La frugalité en économie se définit comme l’ambition de faire bien avec moins. C’est ce que l’on appelle le paradigme de la frugalité technologique1 : produire des biens de consommation avec le minimum de ressources naturelles pour un impact écologique réduit et un moindre coût pour favoriser la consommation des personnes à plus faibles revenus. Le paradigme de la frugalité peut-il s’étendre au marché de la distribution alimentaire ?
Dans la distribution alimentaire comme dans bien d’autres secteurs, la crise sanitaire a été un accélérateur de tendance. Après l’épisode de consommation frénétique de pâtes et autres denrées stockables de début mars 2020, les consommateurs ont retrouver le goût d’une consommation alimentaire apaisée. Cette nouvelle donne est marquée par deux phénomènes majeurs : le circuit court et le faire soi-même.
Le modèle de distribution dit de circuit court (pour lequel Le Monde du 11 décembre 2020 a consacré un long article) encouragé par les (re)confinements, est aujourd’hui présenté comme
visant à rechercher une alimentation plus saine et respectueuse de l’environnement. En fait il est avant tout un mode de distribution frugal (ou plus frugal) parce qu’il tend à diminuer le nombre d’intermédiaires entre le producteur et le consommateur finale. De plus la proximité géographique entre les deux pôles de production et de consommation est source d’avantages économiques via la diminution des coûts de transport qui a en plus un effet positif sur l’empreinte carbone. Par ailleurs ce mode de distribution permet également une diminution du temps entre le moment où le produit est ramassé et le moment de la consommation. La fraîcheur est donc positivement impactée et avec elle la qualité du contenu en vitamines pour les fruits et légumes l’est aussi. La cueillette de fruits et légumes directement chez le producteur très en vogue aujourd’hui est une variété du modèle du circuit court. Elle ne peut pas concerner tous les consommateurs notamment urbains mais reste une option pour les zones rurales ou périurbaines.
Certaines grandes enseignes ont popularisé le concept de fruits moches (en général vendus moins chers). Les fruits moches visent à ne plus mettre au rebut des produits présentant des imperfections de couleurs, d’aspects, mais fondamentalement sains. Fruits qui dans le passé
étaient systématiquement envoyé dans les usines agroalimentaires pour faire des confitures, des jus, des fruits sirops... et non en grande surface. Le consommateur confiné s’est pris au jeu du « faire à la maison » et retrouve l’usage de ces « fruits moches » transformés en compotes, confitures...
Le prix payé au producteur par l’industriel n’était pas alors celui que le consommateur final met sur la table. Le « fruit moche » n’est pas jeté (ou rejeté) dans la nature (il n’y a donc pas une perte de produit). Le concept de « fruit moche » présente un avantage à court terme pour le producteur qui peut être mieux rémunéré même s’il doit organiser des types de conditionnement différents (ce qui a un coût). Toutefois la grande distribution ne peut pas remplacer l’industrie agroalimentaire, elle ne pourra jamais écouler « tous les fruits moches ».

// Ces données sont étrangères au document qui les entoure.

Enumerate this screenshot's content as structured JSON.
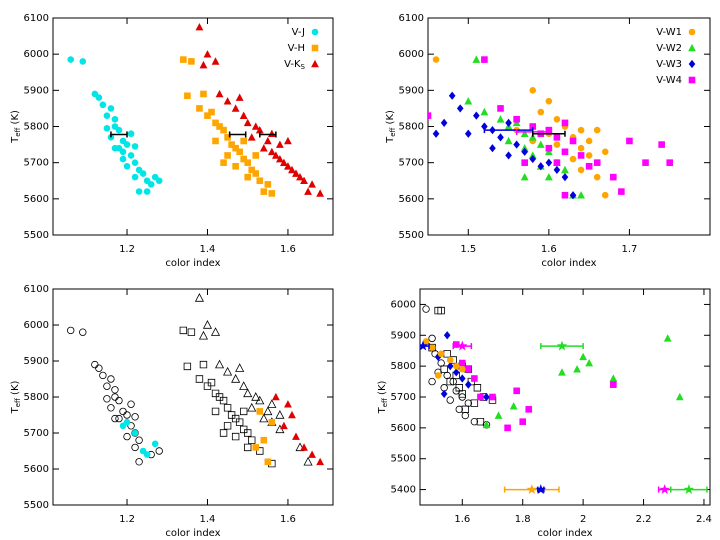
{
  "chart_data": [
    {
      "type": "scatter",
      "xlabel": "color index",
      "ylabel": [
        {
          "text": "T"
        },
        {
          "text": "eff",
          "sub": true
        },
        {
          "text": " (K)"
        }
      ],
      "xlim": [
        1.016,
        1.712
      ],
      "ylim": [
        5500,
        6100
      ],
      "xticks": [
        1.2,
        1.4,
        1.6
      ],
      "yticks": [
        5500,
        5600,
        5700,
        5800,
        5900,
        6000,
        6100
      ],
      "legend": "upper right",
      "series": [
        {
          "name": "V-J",
          "color": "#00e5e5",
          "marker": "circle",
          "filled": true,
          "x": [
            1.06,
            1.09,
            1.12,
            1.13,
            1.14,
            1.15,
            1.16,
            1.17,
            1.17,
            1.18,
            1.15,
            1.16,
            1.19,
            1.18,
            1.2,
            1.21,
            1.19,
            1.22,
            1.2,
            1.23,
            1.22,
            1.24,
            1.25,
            1.26,
            1.27,
            1.23,
            1.25,
            1.28,
            1.17,
            1.21,
            1.19,
            1.22
          ],
          "y": [
            5985,
            5980,
            5890,
            5880,
            5860,
            5830,
            5850,
            5820,
            5800,
            5790,
            5795,
            5770,
            5760,
            5740,
            5750,
            5720,
            5710,
            5700,
            5690,
            5680,
            5660,
            5670,
            5650,
            5640,
            5660,
            5620,
            5620,
            5650,
            5740,
            5780,
            5730,
            5745
          ]
        },
        {
          "name": "V-H",
          "color": "#ffa500",
          "marker": "square",
          "filled": true,
          "x": [
            1.34,
            1.36,
            1.35,
            1.39,
            1.38,
            1.4,
            1.41,
            1.42,
            1.43,
            1.44,
            1.45,
            1.42,
            1.46,
            1.47,
            1.48,
            1.45,
            1.49,
            1.5,
            1.47,
            1.51,
            1.52,
            1.5,
            1.53,
            1.55,
            1.54,
            1.56,
            1.52,
            1.44,
            1.49
          ],
          "y": [
            5985,
            5980,
            5885,
            5890,
            5850,
            5830,
            5840,
            5810,
            5800,
            5790,
            5770,
            5760,
            5750,
            5740,
            5730,
            5720,
            5710,
            5700,
            5690,
            5680,
            5670,
            5660,
            5650,
            5640,
            5620,
            5615,
            5720,
            5700,
            5760
          ]
        },
        {
          "name": "V-K",
          "name_sub": "S",
          "color": "#e00000",
          "marker": "triangle",
          "filled": true,
          "x": [
            1.38,
            1.4,
            1.39,
            1.42,
            1.43,
            1.45,
            1.47,
            1.48,
            1.49,
            1.5,
            1.52,
            1.53,
            1.51,
            1.55,
            1.54,
            1.56,
            1.57,
            1.58,
            1.59,
            1.6,
            1.61,
            1.62,
            1.63,
            1.64,
            1.66,
            1.65,
            1.68,
            1.58,
            1.6,
            1.56
          ],
          "y": [
            6075,
            6000,
            5970,
            5980,
            5890,
            5870,
            5850,
            5880,
            5830,
            5810,
            5800,
            5790,
            5770,
            5760,
            5740,
            5730,
            5720,
            5710,
            5700,
            5690,
            5680,
            5670,
            5660,
            5650,
            5640,
            5620,
            5615,
            5750,
            5760,
            5780
          ]
        }
      ],
      "errorbars": [
        {
          "x": 1.18,
          "y": 5778,
          "xerr": 0.02,
          "color": "#000"
        },
        {
          "x": 1.475,
          "y": 5778,
          "xerr": 0.02,
          "color": "#000"
        },
        {
          "x": 1.55,
          "y": 5778,
          "xerr": 0.02,
          "color": "#000"
        }
      ]
    },
    {
      "type": "scatter",
      "xlabel": "color index",
      "ylabel": [
        {
          "text": "T"
        },
        {
          "text": "eff",
          "sub": true
        },
        {
          "text": " (K)"
        }
      ],
      "xlim": [
        1.45,
        1.8
      ],
      "ylim": [
        5500,
        6100
      ],
      "xticks": [
        1.5,
        1.6,
        1.7
      ],
      "yticks": [
        5500,
        5600,
        5700,
        5800,
        5900,
        6000,
        6100
      ],
      "legend": "upper right",
      "series": [
        {
          "name": "V-W1",
          "color": "#ffa500",
          "marker": "circle",
          "filled": true,
          "x": [
            1.46,
            1.58,
            1.6,
            1.59,
            1.61,
            1.62,
            1.64,
            1.6,
            1.63,
            1.65,
            1.61,
            1.66,
            1.64,
            1.62,
            1.65,
            1.63,
            1.66,
            1.64,
            1.66,
            1.67,
            1.58,
            1.56,
            1.67
          ],
          "y": [
            5985,
            5900,
            5870,
            5840,
            5820,
            5800,
            5790,
            5780,
            5770,
            5760,
            5750,
            5790,
            5740,
            5730,
            5720,
            5710,
            5700,
            5680,
            5660,
            5610,
            5760,
            5790,
            5730
          ]
        },
        {
          "name": "V-W2",
          "color": "#22dd22",
          "marker": "triangle",
          "filled": true,
          "x": [
            1.51,
            1.5,
            1.52,
            1.54,
            1.55,
            1.56,
            1.57,
            1.58,
            1.55,
            1.59,
            1.57,
            1.6,
            1.58,
            1.61,
            1.59,
            1.62,
            1.6,
            1.57,
            1.63,
            1.64
          ],
          "y": [
            5985,
            5870,
            5840,
            5820,
            5800,
            5810,
            5780,
            5770,
            5760,
            5750,
            5740,
            5730,
            5720,
            5700,
            5690,
            5680,
            5660,
            5660,
            5610,
            5610
          ]
        },
        {
          "name": "V-W3",
          "color": "#0000dd",
          "marker": "diamond",
          "filled": true,
          "x": [
            1.48,
            1.49,
            1.47,
            1.51,
            1.52,
            1.53,
            1.5,
            1.54,
            1.55,
            1.56,
            1.53,
            1.57,
            1.55,
            1.58,
            1.6,
            1.59,
            1.61,
            1.62,
            1.63,
            1.46
          ],
          "y": [
            5885,
            5850,
            5810,
            5830,
            5800,
            5790,
            5780,
            5770,
            5810,
            5750,
            5740,
            5730,
            5720,
            5710,
            5700,
            5690,
            5680,
            5660,
            5610,
            5780
          ]
        },
        {
          "name": "V-W4",
          "color": "#ff00ff",
          "marker": "square",
          "filled": true,
          "x": [
            1.45,
            1.52,
            1.54,
            1.56,
            1.58,
            1.6,
            1.62,
            1.59,
            1.61,
            1.63,
            1.6,
            1.62,
            1.64,
            1.61,
            1.65,
            1.7,
            1.72,
            1.74,
            1.75,
            1.68,
            1.69,
            1.66,
            1.62,
            1.57
          ],
          "y": [
            5830,
            5985,
            5850,
            5820,
            5800,
            5790,
            5810,
            5780,
            5770,
            5760,
            5740,
            5730,
            5720,
            5700,
            5690,
            5760,
            5700,
            5750,
            5700,
            5660,
            5620,
            5700,
            5610,
            5700
          ]
        }
      ],
      "errorbars": [
        {
          "x": 1.55,
          "y": 5790,
          "xerr": 0.03,
          "color": "#0000dd"
        },
        {
          "x": 1.58,
          "y": 5785,
          "xerr": 0.02,
          "color": "#ff00ff"
        },
        {
          "x": 1.6,
          "y": 5780,
          "xerr": 0.02,
          "color": "#000"
        }
      ]
    },
    {
      "type": "scatter",
      "xlabel": "color index",
      "ylabel": [
        {
          "text": "T"
        },
        {
          "text": "eff",
          "sub": true
        },
        {
          "text": " (K)"
        }
      ],
      "xlim": [
        1.016,
        1.712
      ],
      "ylim": [
        5500,
        6100
      ],
      "xticks": [
        1.2,
        1.4,
        1.6
      ],
      "yticks": [
        5500,
        5600,
        5700,
        5800,
        5900,
        6000,
        6100
      ],
      "series": [
        {
          "color": "#000",
          "marker": "circle",
          "filled": false,
          "x": [
            1.06,
            1.09,
            1.12,
            1.13,
            1.14,
            1.15,
            1.16,
            1.17,
            1.17,
            1.18,
            1.15,
            1.16,
            1.19,
            1.18,
            1.2,
            1.21,
            1.22,
            1.2,
            1.23,
            1.22,
            1.26,
            1.23,
            1.28,
            1.17,
            1.21,
            1.22
          ],
          "y": [
            5985,
            5980,
            5890,
            5880,
            5860,
            5830,
            5850,
            5820,
            5800,
            5790,
            5795,
            5770,
            5760,
            5740,
            5750,
            5720,
            5700,
            5690,
            5680,
            5660,
            5640,
            5620,
            5650,
            5740,
            5780,
            5745
          ]
        },
        {
          "color": "#000",
          "marker": "square",
          "filled": false,
          "x": [
            1.34,
            1.36,
            1.35,
            1.39,
            1.38,
            1.4,
            1.41,
            1.42,
            1.43,
            1.44,
            1.45,
            1.42,
            1.46,
            1.47,
            1.48,
            1.45,
            1.49,
            1.5,
            1.47,
            1.51,
            1.5,
            1.53,
            1.56,
            1.44,
            1.49
          ],
          "y": [
            5985,
            5980,
            5885,
            5890,
            5850,
            5830,
            5840,
            5810,
            5800,
            5790,
            5770,
            5760,
            5750,
            5740,
            5730,
            5720,
            5710,
            5700,
            5690,
            5680,
            5660,
            5650,
            5615,
            5700,
            5760
          ]
        },
        {
          "color": "#000",
          "marker": "triangle",
          "filled": false,
          "x": [
            1.38,
            1.4,
            1.39,
            1.42,
            1.43,
            1.45,
            1.47,
            1.48,
            1.49,
            1.5,
            1.52,
            1.53,
            1.51,
            1.55,
            1.54,
            1.56,
            1.58,
            1.63,
            1.65,
            1.58,
            1.56
          ],
          "y": [
            6075,
            6000,
            5970,
            5980,
            5890,
            5870,
            5850,
            5880,
            5830,
            5810,
            5800,
            5790,
            5770,
            5760,
            5740,
            5730,
            5710,
            5660,
            5620,
            5750,
            5780
          ]
        },
        {
          "color": "#00e5e5",
          "marker": "circle",
          "filled": true,
          "x": [
            1.19,
            1.22,
            1.24,
            1.25,
            1.27,
            1.2
          ],
          "y": [
            5720,
            5700,
            5650,
            5640,
            5670,
            5730
          ]
        },
        {
          "color": "#ffa500",
          "marker": "square",
          "filled": true,
          "x": [
            1.53,
            1.54,
            1.55,
            1.56,
            1.52
          ],
          "y": [
            5760,
            5680,
            5620,
            5730,
            5660
          ]
        },
        {
          "color": "#e00000",
          "marker": "triangle",
          "filled": true,
          "x": [
            1.57,
            1.6,
            1.62,
            1.64,
            1.66,
            1.68,
            1.59,
            1.61
          ],
          "y": [
            5800,
            5780,
            5690,
            5660,
            5640,
            5620,
            5720,
            5750
          ]
        }
      ]
    },
    {
      "type": "scatter",
      "xlabel": "color index",
      "ylabel": [
        {
          "text": "T"
        },
        {
          "text": "eff",
          "sub": true
        },
        {
          "text": " (K)"
        }
      ],
      "xlim": [
        1.46,
        2.42
      ],
      "ylim": [
        5350,
        6050
      ],
      "xticks": [
        1.6,
        1.8,
        2.0,
        2.2,
        2.4
      ],
      "yticks": [
        5400,
        5500,
        5600,
        5700,
        5800,
        5900,
        6000
      ],
      "series": [
        {
          "color": "#000",
          "marker": "square",
          "filled": false,
          "x": [
            1.52,
            1.53,
            1.5,
            1.55,
            1.57,
            1.6,
            1.62,
            1.58,
            1.63,
            1.65,
            1.6,
            1.67,
            1.64,
            1.7,
            1.56,
            1.61,
            1.66,
            1.54,
            1.59
          ],
          "y": [
            5980,
            5980,
            5860,
            5840,
            5820,
            5800,
            5790,
            5770,
            5750,
            5730,
            5710,
            5700,
            5680,
            5690,
            5750,
            5660,
            5620,
            5790,
            5730
          ]
        },
        {
          "color": "#000",
          "marker": "circle",
          "filled": false,
          "x": [
            1.48,
            1.5,
            1.51,
            1.53,
            1.52,
            1.55,
            1.57,
            1.54,
            1.58,
            1.6,
            1.56,
            1.62,
            1.59,
            1.61,
            1.64,
            1.68,
            1.5
          ],
          "y": [
            5985,
            5890,
            5840,
            5810,
            5780,
            5770,
            5750,
            5730,
            5720,
            5700,
            5690,
            5680,
            5660,
            5640,
            5620,
            5610,
            5750
          ]
        },
        {
          "color": "#22dd22",
          "marker": "triangle",
          "filled": true,
          "x": [
            1.93,
            2.0,
            2.02,
            1.98,
            2.1,
            2.28,
            2.32,
            1.72,
            1.77,
            1.68
          ],
          "y": [
            5780,
            5830,
            5810,
            5790,
            5760,
            5890,
            5700,
            5640,
            5670,
            5610
          ]
        },
        {
          "color": "#ff00ff",
          "marker": "square",
          "filled": true,
          "x": [
            1.62,
            1.64,
            1.7,
            1.78,
            1.82,
            1.8,
            1.75,
            1.66,
            1.6,
            2.1,
            1.58
          ],
          "y": [
            5790,
            5760,
            5700,
            5720,
            5660,
            5620,
            5600,
            5700,
            5810,
            5740,
            5870
          ]
        },
        {
          "color": "#0000dd",
          "marker": "diamond",
          "filled": true,
          "x": [
            1.55,
            1.52,
            1.56,
            1.58,
            1.6,
            1.62,
            1.68,
            1.54
          ],
          "y": [
            5900,
            5830,
            5800,
            5780,
            5760,
            5740,
            5700,
            5710
          ]
        },
        {
          "color": "#ffa500",
          "marker": "circle",
          "filled": true,
          "x": [
            1.48,
            1.5,
            1.53,
            1.56,
            1.58,
            1.6,
            1.52
          ],
          "y": [
            5880,
            5860,
            5840,
            5820,
            5800,
            5790,
            5770
          ]
        }
      ],
      "stars": [
        {
          "x": 1.47,
          "y": 5865,
          "xerr": 0.02,
          "color": "#0000dd"
        },
        {
          "x": 1.6,
          "y": 5865,
          "xerr": 0.03,
          "color": "#ff00ff"
        },
        {
          "x": 1.93,
          "y": 5865,
          "xerr": 0.07,
          "color": "#22dd22"
        },
        {
          "x": 1.83,
          "y": 5400,
          "xerr": 0.09,
          "color": "#ffa500"
        },
        {
          "x": 1.86,
          "y": 5400,
          "xerr": 0.01,
          "color": "#0000dd"
        },
        {
          "x": 2.27,
          "y": 5400,
          "xerr": 0.02,
          "color": "#ff00ff"
        },
        {
          "x": 2.35,
          "y": 5400,
          "xerr": 0.06,
          "color": "#22dd22"
        }
      ]
    }
  ]
}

A moyen terme il vise également à (re)donner une nouvelle éducation au consommateur final (devenu plus « vert ») devant réapprendre ce qu’est la qualité intrinsèque des produits agricoles et ne plus se fier aux apparences, tout en recréant des usages à domicile pour différents types de produits.
Un des enjeux de l’innovation frugale est de réduire les coûts afin de donner accès au plus grand nombre au confort dit moderne. La frugalité dans la distribution alimentaire répond-elle à cet objectif social ?
La redistribution systématique à des populations vulnérables des invendus à dates de péremption rapprochées tend à éviter le gaspillage alimentaire. Ce mode de redistribution est frugal en ce qu’il procure à ces populations des produits à prix bas (voire gratuitement). Ses propriétés d’inclusion font qu’on considère ce type de pratiques comme de l’innovation frugalei.
i Un travail du CREDOC notait qu’en France, un petit groupe de consommateurs engagés (environ 13%) adoptent des types de consommation frugaux en consommant moins de viande, en utilisant moins leur voiture, en achetant des produits locaux, en faisant de la cuisine, en recyclant. Ce groupe de résistants à la consommation a conservé ses comportements après la crise de 2008, et continuera d’adopter de nouveaux modes de consommation plus respectueux de l’environnement. SiOUNaNdaN, N., HÉBEL, P., & COLIN, J. (2013). Va-t-on vers une frugalité choisie ? Cahiers de recherche, 302. CREDOC
Écrit par Christian Le Bas, Docteur en sciences économiques, enseignant-chercheur à l'ESDES Lyon Business School.